The “best” IRA is the account that leaves you with the most money in retirement. So which one is the best for you? That depends on many factors, including your age, salary, and current & future tax bracket.
Traditional: You contribute pre-tax money (meaning the money you contribute does not count as taxable income… so you’re getting a tax deduction for your contributions in the year you contribute). The money grows tax-free. When you withdraw the money in retirement it is taxed at your ordinary income tax rate for that year.
Roth: You contribute after-tax money (so money you’ve saved after receiving your paycheck, which has already been taxed). The money grows tax-free and is not taxed when you withdraw it in retirement.
Why does it matter whether your money is taxed before or after going into your account?? Because your tax bracket can vary significantly year to year.
The general rule of thumb is if you expect your tax rate to stay the same or rise in retirement, then a Roth account may be better for you.
Generally, if you are a young worker in the early part of your career, the advantage tips to Roth, because your salary is likely relatively lower than it potentially will be later in your career or in retirement.
Example: Let’s say you’re single, earning $50,000 this year. Your marginal tax rate will be 22% in 2024.
Suppose you retire 40 years from now. Let’s assume you’re still single but even in retirement your annual income has climbed to $125,000. If the government does not change today’s tax rates, your rate will be 24%.
So you’re better off paying just 22% on your income today than paying 24% when you retire. That means you’re better off with a Roth IRA — or a Roth-style 401(k) account, if your employer offers them — than with traditional versions of those same accounts.
On the other hand, if you’re not new to the workforce and don’t have many years left until retirement, or if you plan on making less income in retirement, than a traditional IRA or 401(k) may be more beneficial to you.
Example: Let’s say you plan to not work during retirement and rely on passive streams of income and your retirement savings account. If those projected streams of income are less than your current annual income, then it would be most beneficial for you to invest in a traditional IRA.
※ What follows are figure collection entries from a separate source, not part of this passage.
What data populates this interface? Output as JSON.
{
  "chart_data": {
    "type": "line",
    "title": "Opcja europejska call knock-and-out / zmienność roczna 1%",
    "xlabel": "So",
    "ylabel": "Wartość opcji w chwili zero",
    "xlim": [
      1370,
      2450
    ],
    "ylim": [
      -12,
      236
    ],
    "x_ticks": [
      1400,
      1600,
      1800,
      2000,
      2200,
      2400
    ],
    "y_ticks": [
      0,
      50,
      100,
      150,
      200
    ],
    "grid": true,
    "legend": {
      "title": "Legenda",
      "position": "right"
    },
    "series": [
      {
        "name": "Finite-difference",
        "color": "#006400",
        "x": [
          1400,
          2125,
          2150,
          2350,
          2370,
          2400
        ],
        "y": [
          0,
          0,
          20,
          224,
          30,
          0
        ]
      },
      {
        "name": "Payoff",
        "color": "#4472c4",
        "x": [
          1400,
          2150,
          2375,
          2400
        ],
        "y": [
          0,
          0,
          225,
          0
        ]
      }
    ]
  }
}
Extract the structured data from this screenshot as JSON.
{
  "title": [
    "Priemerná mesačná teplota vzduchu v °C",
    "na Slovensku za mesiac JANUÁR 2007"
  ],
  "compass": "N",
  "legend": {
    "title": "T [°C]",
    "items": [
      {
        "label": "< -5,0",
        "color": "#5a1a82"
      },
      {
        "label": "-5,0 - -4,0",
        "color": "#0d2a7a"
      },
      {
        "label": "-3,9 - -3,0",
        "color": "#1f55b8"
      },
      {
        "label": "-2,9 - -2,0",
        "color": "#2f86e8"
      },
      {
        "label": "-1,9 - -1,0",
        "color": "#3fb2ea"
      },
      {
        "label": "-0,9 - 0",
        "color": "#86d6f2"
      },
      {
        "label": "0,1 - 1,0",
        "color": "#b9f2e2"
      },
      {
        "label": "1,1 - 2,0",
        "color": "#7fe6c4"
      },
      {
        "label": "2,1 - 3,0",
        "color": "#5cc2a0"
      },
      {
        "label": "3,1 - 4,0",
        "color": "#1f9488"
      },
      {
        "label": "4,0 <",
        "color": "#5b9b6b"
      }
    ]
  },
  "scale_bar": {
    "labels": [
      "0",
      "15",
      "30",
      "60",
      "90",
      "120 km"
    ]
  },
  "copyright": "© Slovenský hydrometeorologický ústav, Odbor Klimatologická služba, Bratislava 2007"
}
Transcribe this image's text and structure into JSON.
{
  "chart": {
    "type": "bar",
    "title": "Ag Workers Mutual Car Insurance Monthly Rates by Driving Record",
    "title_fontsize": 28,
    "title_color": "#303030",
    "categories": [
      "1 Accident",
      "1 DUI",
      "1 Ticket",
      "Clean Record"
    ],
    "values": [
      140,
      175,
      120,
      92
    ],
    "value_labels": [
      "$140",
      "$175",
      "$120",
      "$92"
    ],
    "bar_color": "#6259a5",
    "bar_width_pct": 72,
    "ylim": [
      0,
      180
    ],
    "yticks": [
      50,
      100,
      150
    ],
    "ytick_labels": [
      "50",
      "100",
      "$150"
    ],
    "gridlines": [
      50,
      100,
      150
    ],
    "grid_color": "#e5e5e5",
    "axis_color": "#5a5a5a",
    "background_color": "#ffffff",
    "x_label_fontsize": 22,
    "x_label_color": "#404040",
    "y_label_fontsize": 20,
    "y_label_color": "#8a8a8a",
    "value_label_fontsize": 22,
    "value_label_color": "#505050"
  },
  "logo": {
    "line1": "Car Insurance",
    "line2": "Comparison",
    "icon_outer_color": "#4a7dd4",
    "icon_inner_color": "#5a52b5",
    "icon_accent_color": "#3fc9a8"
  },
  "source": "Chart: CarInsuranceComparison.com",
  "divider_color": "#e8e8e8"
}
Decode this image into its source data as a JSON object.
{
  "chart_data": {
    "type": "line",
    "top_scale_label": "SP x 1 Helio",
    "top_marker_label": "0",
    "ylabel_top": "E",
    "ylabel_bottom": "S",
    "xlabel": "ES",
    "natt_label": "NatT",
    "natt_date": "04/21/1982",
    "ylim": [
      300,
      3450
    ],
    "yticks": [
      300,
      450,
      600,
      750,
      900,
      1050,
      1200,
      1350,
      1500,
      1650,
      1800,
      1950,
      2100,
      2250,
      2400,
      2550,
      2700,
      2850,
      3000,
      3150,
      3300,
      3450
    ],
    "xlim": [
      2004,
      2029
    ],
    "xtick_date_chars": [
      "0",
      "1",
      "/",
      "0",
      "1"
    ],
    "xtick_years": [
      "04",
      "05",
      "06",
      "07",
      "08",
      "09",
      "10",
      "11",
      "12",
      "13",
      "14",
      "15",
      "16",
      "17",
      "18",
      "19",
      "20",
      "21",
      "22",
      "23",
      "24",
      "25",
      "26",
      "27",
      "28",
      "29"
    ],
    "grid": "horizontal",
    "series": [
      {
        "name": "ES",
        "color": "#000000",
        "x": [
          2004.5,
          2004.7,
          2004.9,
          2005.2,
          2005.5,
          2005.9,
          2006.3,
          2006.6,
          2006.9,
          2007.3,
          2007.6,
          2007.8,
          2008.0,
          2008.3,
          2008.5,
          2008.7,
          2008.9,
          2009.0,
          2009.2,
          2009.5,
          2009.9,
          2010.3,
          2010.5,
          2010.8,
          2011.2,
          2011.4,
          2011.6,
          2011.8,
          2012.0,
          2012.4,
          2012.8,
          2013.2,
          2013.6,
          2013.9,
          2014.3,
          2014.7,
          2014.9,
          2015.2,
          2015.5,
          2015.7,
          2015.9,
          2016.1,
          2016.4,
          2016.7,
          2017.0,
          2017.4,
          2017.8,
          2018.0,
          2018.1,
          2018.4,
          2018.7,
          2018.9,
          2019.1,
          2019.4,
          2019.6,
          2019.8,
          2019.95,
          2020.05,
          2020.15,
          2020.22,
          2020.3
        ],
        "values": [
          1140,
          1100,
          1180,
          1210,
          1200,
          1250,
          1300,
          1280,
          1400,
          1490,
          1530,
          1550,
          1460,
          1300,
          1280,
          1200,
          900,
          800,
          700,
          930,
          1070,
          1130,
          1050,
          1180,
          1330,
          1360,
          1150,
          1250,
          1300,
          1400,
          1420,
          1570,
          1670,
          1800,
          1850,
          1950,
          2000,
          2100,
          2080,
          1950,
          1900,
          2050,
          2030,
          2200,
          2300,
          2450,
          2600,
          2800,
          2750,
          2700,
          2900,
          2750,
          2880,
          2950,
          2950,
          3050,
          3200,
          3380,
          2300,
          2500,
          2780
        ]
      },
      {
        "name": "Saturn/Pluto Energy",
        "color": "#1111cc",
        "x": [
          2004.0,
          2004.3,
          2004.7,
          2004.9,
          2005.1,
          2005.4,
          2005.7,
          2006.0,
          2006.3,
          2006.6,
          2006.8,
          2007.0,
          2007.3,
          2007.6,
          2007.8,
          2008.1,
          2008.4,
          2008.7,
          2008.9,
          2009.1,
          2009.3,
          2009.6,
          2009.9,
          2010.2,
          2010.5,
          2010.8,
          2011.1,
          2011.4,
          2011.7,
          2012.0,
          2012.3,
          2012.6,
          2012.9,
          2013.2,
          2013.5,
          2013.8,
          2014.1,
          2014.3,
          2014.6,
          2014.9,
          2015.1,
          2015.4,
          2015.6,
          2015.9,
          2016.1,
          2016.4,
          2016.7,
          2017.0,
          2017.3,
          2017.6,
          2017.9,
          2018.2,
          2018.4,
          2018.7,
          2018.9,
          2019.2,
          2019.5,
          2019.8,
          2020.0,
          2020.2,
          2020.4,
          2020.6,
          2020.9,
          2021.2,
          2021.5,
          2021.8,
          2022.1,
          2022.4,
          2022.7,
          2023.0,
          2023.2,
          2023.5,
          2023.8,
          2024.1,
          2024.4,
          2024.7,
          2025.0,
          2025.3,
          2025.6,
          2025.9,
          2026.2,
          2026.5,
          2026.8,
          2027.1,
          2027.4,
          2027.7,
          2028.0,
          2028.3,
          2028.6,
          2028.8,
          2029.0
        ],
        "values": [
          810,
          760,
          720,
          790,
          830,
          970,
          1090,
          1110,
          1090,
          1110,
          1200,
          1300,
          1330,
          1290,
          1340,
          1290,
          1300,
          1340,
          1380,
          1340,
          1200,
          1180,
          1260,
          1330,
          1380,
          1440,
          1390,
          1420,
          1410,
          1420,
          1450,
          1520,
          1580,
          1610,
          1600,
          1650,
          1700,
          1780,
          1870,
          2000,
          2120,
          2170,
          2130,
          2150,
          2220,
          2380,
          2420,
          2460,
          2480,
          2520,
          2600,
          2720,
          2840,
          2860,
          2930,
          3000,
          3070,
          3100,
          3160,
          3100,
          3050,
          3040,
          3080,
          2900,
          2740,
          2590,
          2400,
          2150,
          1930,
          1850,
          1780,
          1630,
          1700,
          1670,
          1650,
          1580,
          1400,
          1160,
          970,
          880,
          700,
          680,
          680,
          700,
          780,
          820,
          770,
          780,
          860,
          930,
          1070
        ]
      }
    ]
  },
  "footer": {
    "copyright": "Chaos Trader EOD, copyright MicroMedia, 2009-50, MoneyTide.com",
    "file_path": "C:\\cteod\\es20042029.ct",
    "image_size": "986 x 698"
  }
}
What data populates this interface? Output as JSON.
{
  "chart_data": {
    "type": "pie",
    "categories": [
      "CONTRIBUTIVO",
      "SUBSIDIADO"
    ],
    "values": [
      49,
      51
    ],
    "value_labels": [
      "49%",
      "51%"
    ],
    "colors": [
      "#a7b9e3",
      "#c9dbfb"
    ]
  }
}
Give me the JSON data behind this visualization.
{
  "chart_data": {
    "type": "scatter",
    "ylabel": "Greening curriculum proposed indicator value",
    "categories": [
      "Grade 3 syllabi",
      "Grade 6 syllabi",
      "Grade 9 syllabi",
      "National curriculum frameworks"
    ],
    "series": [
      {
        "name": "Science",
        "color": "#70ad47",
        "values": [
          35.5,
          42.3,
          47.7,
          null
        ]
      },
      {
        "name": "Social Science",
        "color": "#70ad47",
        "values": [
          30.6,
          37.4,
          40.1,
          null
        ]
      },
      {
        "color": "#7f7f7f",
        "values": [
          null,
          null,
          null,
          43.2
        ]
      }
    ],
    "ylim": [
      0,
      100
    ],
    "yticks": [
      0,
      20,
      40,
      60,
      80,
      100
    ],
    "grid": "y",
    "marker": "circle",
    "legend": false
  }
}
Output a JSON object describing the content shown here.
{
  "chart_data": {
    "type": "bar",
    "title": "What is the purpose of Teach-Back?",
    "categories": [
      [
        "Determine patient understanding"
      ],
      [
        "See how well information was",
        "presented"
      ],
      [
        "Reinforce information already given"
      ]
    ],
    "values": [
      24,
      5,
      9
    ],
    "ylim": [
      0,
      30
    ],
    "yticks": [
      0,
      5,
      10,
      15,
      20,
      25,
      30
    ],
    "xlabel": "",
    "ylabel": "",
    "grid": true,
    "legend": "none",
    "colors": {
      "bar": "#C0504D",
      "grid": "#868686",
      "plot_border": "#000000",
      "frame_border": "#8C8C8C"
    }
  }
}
With a traditional IRA and any 401(k) plan, you must start taking withdrawals by April 1st of the year you turn 70 1/2. Roth IRA’s are exempt from required minimum distributions.
You can only withdraw money from a traditional IRA penalty-free if you’re over age 59 1/2 and your account has been open five years or more. However, you can withdraw your Roth contributions (not your earnings) at any time penalty-free!